Read about my dad and the toad who lived in his shoe here, plus more about him here and here.
My non-fiction books 21st-Century Yokel, Ring The Hill and Notebook feature my dad quite heavily. All of them are available with free delivery from Blackwells.
The Bruegel Bridget painting is my favourite (one I own as a greeting card and will not send to anyone: I hope to frame it), partly because Bridget is in some ways the most successful of the hunters, also because Hunters in the Snow is one of my very favourite paintings full stop. These notes are delightful. Long may your Dad's FULL CAPS OBSERVATIONS continue.

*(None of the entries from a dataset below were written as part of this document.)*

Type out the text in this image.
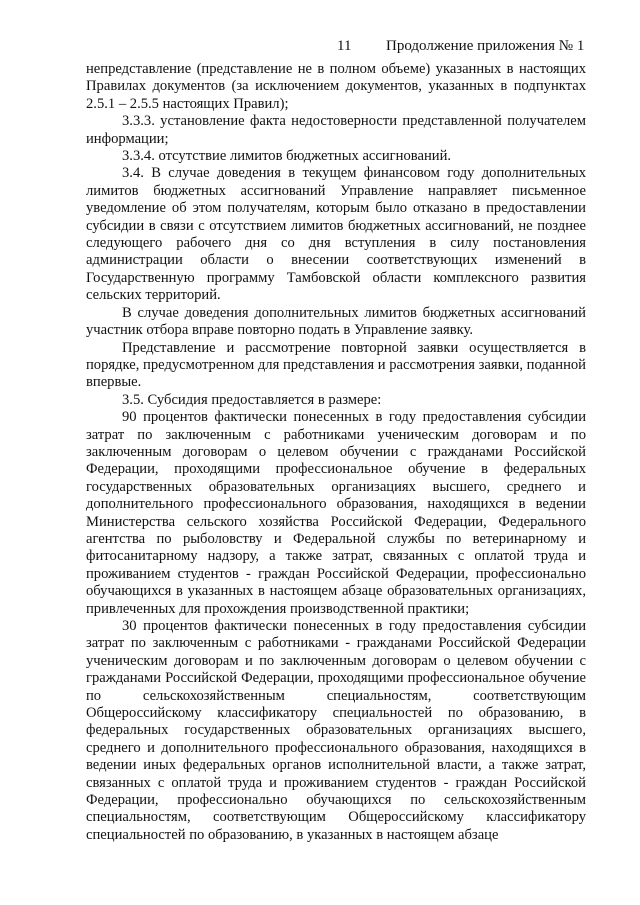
11 Продолжение приложения № 1

непредставление (представление не в полном объеме) указанных в настоящих Правилах документов (за исключением документов, указанных в подпунктах 2.5.1 – 2.5.5 настоящих Правил);

3.3.3. установление факта недостоверности представленной получателем информации;

3.3.4. отсутствие лимитов бюджетных ассигнований.

3.4. В случае доведения в текущем финансовом году дополнительных лимитов бюджетных ассигнований Управление направляет письменное уведомление об этом получателям, которым было отказано в предоставлении субсидии в связи с отсутствием лимитов бюджетных ассигнований, не позднее следующего рабочего дня со дня вступления в силу постановления администрации области о внесении соответствующих изменений в Государственную программу Тамбовской области комплексного развития сельских территорий.

В случае доведения дополнительных лимитов бюджетных ассигнований участник отбора вправе повторно подать в Управление заявку.

Представление и рассмотрение повторной заявки осуществляется в порядке, предусмотренном для представления и рассмотрения заявки, поданной впервые.

3.5. Субсидия предоставляется в размере:

90 процентов фактически понесенных в году предоставления субсидии затрат по заключенным с работниками ученическим договорам и по заключенным договорам о целевом обучении с гражданами Российской Федерации, проходящими профессиональное обучение в федеральных государственных образовательных организациях высшего, среднего и дополнительного профессионального образования, находящихся в ведении Министерства сельского хозяйства Российской Федерации, Федерального агентства по рыболовству и Федеральной службы по ветеринарному и фитосанитарному надзору, а также затрат, связанных с оплатой труда и проживанием студентов - граждан Российской Федерации, профессионально обучающихся в указанных в настоящем абзаце образовательных организациях, привлеченных для прохождения производственной практики;

30 процентов фактически понесенных в году предоставления субсидии затрат по заключенным с работниками - гражданами Российской Федерации ученическим договорам и по заключенным договорам о целевом обучении с гражданами Российской Федерации, проходящими профессиональное обучение по сельскохозяйственным специальностям, соответствующим Общероссийскому классификатору специальностей по образованию, в федеральных государственных образовательных организациях высшего, среднего и дополнительного профессионального образования, находящихся в ведении иных федеральных органов исполнительной власти, а также затрат, связанных с оплатой труда и проживанием студентов - граждан Российской Федерации, профессионально обучающихся по сельскохозяйственным специальностям, соответствующим Общероссийскому классификатору специальностей по образованию, в указанных в настоящем абзаце
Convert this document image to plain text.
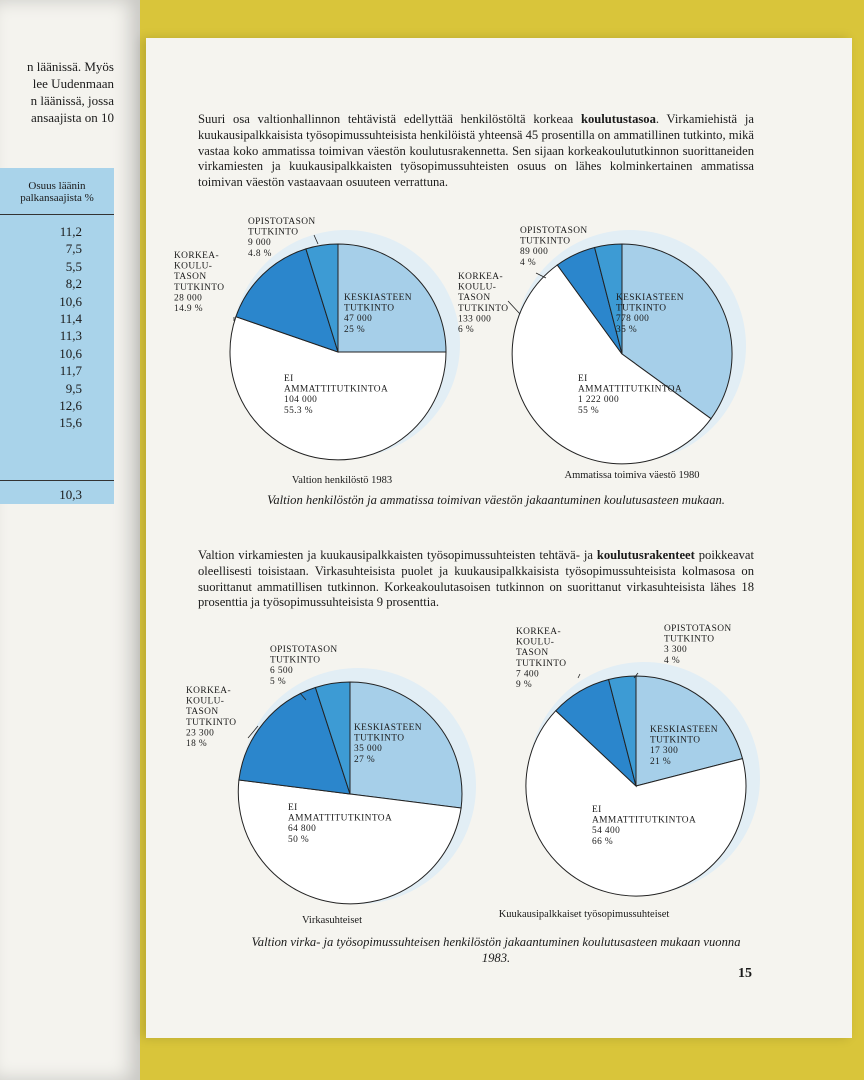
n läänissä. Myös
lee Uudenmaan
n läänissä, jossa
ansaajista on 10
Osuus läänin palkansaajista %
11,2
7,5
5,5
8,2
10,6
11,4
11,3
10,6
11,7
9,5
12,6
15,6
10,3
Suuri osa valtionhallinnon tehtävistä edellyttää henkilöstöltä korkeaa koulutustasoa. Virkamiehistä ja kuukausipalkkaisista työsopimussuhteisista henkilöistä yhteensä 45 prosentilla on ammatillinen tutkinto, mikä vastaa koko ammatissa toimivan väestön koulutusrakennetta. Sen sijaan korkeakoulututkinnon suorittaneiden virkamiesten ja kuukausipalkkaisten työsopimussuhteisten osuus on lähes kolminkertainen ammatissa toimivan väestön vastaavaan osuuteen verrattuna.
Valtion henkilöstön ja ammatissa toimivan väestön jakaantuminen koulutusasteen mukaan.
Valtion virkamiesten ja kuukausipalkkaisten työsopimussuhteisten tehtävä- ja koulutusrakenteet poikkeavat oleellisesti toisistaan. Virkasuhteisista puolet ja kuukausipalkkaisista työsopimussuhteisista kolmasosa on suorittanut ammatillisen tutkinnon. Korkeakoulutasoisen tutkinnon on suorittanut virkasuhteisista lähes 18 prosenttia ja työsopimussuhteisista 9 prosenttia.
Valtion virka- ja työsopimussuhteisen henkilöstön jakaantuminen koulutusasteen mukaan vuonna 1983.
15
KESKIASTEEN TUTKINTO 47 000 25 %
EI AMMATTITUTKINTOA 104 000 55.3 %
KORKEA-KOULU-TASON TUTKINTO 28 000 14.9 %
OPISTOTASON TUTKINTO 9 000 4.8 %
Valtion henkilöstö 1983
KESKIASTEEN TUTKINTO 778 000 35 %
EI AMMATTITUTKINTOA 1 222 000 55 %
KORKEA-KOULU-TASON TUTKINTO 133 000 6 %
OPISTOTASON TUTKINTO 89 000 4 %
Ammatissa toimiva väestö 1980
KESKIASTEEN TUTKINTO 35 000 27 %
EI AMMATTITUTKINTOA 64 800 50 %
KORKEA-KOULU-TASON TUTKINTO 23 300 18 %
OPISTOTASON TUTKINTO 6 500 5 %
Virkasuhteiset
KESKIASTEEN TUTKINTO 17 300 21 %
EI AMMATTITUTKINTOA 54 400 66 %
KORKEA-KOULU-TASON TUTKINTO 7 400 9 %
OPISTOTASON TUTKINTO 3 300 4 %
Kuukausipalkkaiset työsopimussuhteiset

Ah, yes, the old I-cut-my-finger-with-an-axe bit.
Long before I was born, my grandpa whacked off his thumb down to the knuckle with an axe.
He told my grandmother to go find the rest of his thumb in the wood pile so he could take it to the hospital and have it sewn back on, but she said no.
Due to the lack of thumbnail, by the time I was little, he was quite excellent at Got Your Nose and regularly horrified small children with it, first myself and later my own kids.
He was, all in all, a jovial and big-hearted man, and I miss him very much.